Maine Sen. Olympia Snowe is expected to be the swing vote today on a large package of tax cuts being considered by the U.S. Senate Finance Committee.
There are 11 Republicans on the committee and nine Democrats. Everyone except Snowe has made their position known. Democrats have said they will oppose the legislation, which extends through 2010 tax breaks on dividends and capital gains that were passed in 2001 and 2003, and the other 10 Republicans have said they will support it.
It’s unconscionable to extend about $21 billion in tax cuts that benefit primarily the wealthiest at the same time that the Congress is trying to cut as much as $54 million from programs that serve the poor and middle class, including college student loans.
Snowe voted against the Senate version of the budget cuts, which would eliminate $36 billion in funding for programs such as Medicaid, partly because it did not include $3 billion to protect low-income families this winter against the rising cost of heating oil.

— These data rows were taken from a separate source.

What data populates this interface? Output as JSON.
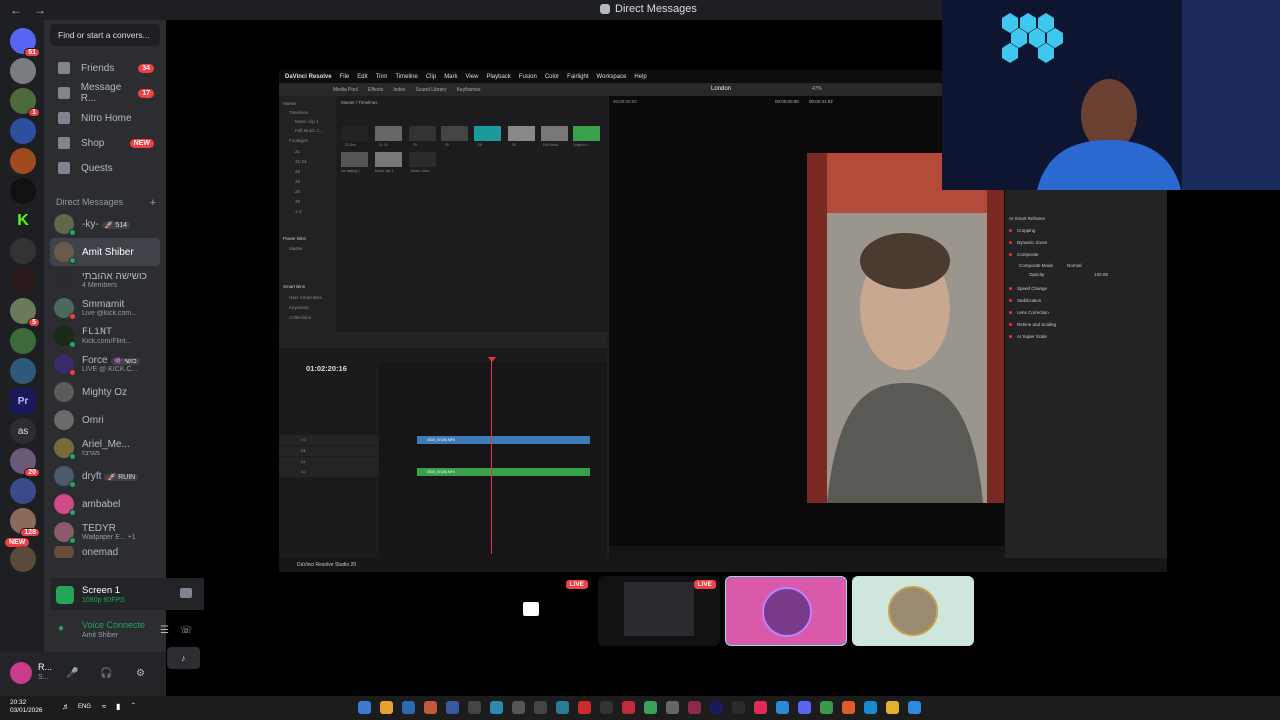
{
  "window": {
    "title": "Direct Messages"
  },
  "rail": {
    "badges": [
      "51",
      "1",
      "5",
      "20",
      "128"
    ],
    "labels": {
      "premiere": "Pr",
      "as": "as",
      "k": "K"
    },
    "new_label": "NEW"
  },
  "search": {
    "placeholder": "Find or start a convers..."
  },
  "nav": {
    "friends": {
      "label": "Friends",
      "count": "34"
    },
    "requests": {
      "label": "Message R...",
      "count": "17"
    },
    "nitro": {
      "label": "Nitro Home"
    },
    "shop": {
      "label": "Shop",
      "badge": "NEW"
    },
    "quests": {
      "label": "Quests"
    }
  },
  "dm_header": {
    "label": "Direct Messages",
    "add": "+"
  },
  "dms": [
    {
      "name": "-ky-",
      "tag": "🚀 514",
      "sub": ""
    },
    {
      "name": "Amit Shiber",
      "tag": "",
      "sub": ""
    },
    {
      "name": "כושישה אהובתי",
      "tag": "",
      "sub": "4 Members"
    },
    {
      "name": "Smmamit",
      "tag": "",
      "sub": "Live @kick.com..."
    },
    {
      "name": "FLiNT",
      "tag": "",
      "sub": "Kick.com/Flint..."
    },
    {
      "name": "Force",
      "tag": "👾 כושי",
      "sub": "LIVE @ KICK.C..."
    },
    {
      "name": "Mighty Oz",
      "tag": "",
      "sub": ""
    },
    {
      "name": "Omri",
      "tag": "",
      "sub": ""
    },
    {
      "name": "Ariel_Me...",
      "tag": "",
      "sub": "מגרבז"
    },
    {
      "name": "dryft",
      "tag": "🚀 RUIN",
      "sub": ""
    },
    {
      "name": "ambabel",
      "tag": "",
      "sub": ""
    },
    {
      "name": "TEDYR",
      "tag": "",
      "sub": "Wallpaper E...  +1"
    },
    {
      "name": "onemad",
      "tag": "",
      "sub": ""
    }
  ],
  "screen_share": {
    "title": "Screen 1",
    "quality": "1080p 60FPS"
  },
  "voice": {
    "status": "Voice Connecte",
    "channel": "Amit Shiber"
  },
  "user": {
    "name": "R...",
    "status": "S..."
  },
  "taskbar": {
    "time": "20:32",
    "date": "03/01/2026",
    "lang": "ENG"
  },
  "resolve": {
    "app_name": "DaVinci Resolve",
    "menu": [
      "File",
      "Edit",
      "Trim",
      "Timeline",
      "Clip",
      "Mark",
      "View",
      "Playback",
      "Fusion",
      "Color",
      "Fairlight",
      "Workspace",
      "Help"
    ],
    "toolbar": [
      "Media Pool",
      "Effects",
      "Index",
      "Sound Library",
      "Keyframes"
    ],
    "location": "London",
    "zoom": "47%",
    "timecode": "01:02:20:16",
    "viewer_tc_left": "00:00:00:00",
    "viewer_tc_mid": "00:00:00:00",
    "viewer_tc_right": "00:02:41:02",
    "bins": [
      "Master",
      "Timelines",
      "Music clip 1",
      "Full Music C...",
      "Footages",
      "21",
      "21-24",
      "25",
      "26",
      "28",
      "29",
      "1-3"
    ],
    "bins_extra": [
      "Power Bins",
      "Master",
      "Smart Bins",
      "User Smart Bins",
      "Keywords",
      "Collections"
    ],
    "pool_path": "Master / Timelines",
    "clips": [
      "21 Dec",
      "21 24",
      "25",
      "26",
      "28",
      "30",
      "Full Music",
      "Jump in c...",
      "me talking 1",
      "Music clip 1",
      "Music video"
    ],
    "tracks": [
      "V2",
      "V1",
      "A1",
      "A2"
    ],
    "clip_names": [
      "0530_07(28).MP4",
      "0530_07(28).MP4"
    ],
    "inspector": [
      "AI Smart Reframe",
      "Cropping",
      "Dynamic Zoom",
      "Composite",
      "Composite Mode",
      "Normal",
      "Opacity",
      "100.00",
      "Speed Change",
      "Stabilization",
      "Lens Correction",
      "Retime and Scaling",
      "AI Super Scale"
    ],
    "status": "DaVinci Resolve Studio 20"
  },
  "tiles": {
    "live_label": "LIVE"
  }
}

Snowe’s Republican colleagues are trying to ply her with a tax credit that would help some people with their heating bills. But the families in most desperate need of assistance wouldn’t be helped by a tax credit; they don’t make enough to have any federal tax liability.
Snowe has tremendous power to shape the tax package. It falls to her to restore fiscal discipline to the Finance Committee and to the Senate.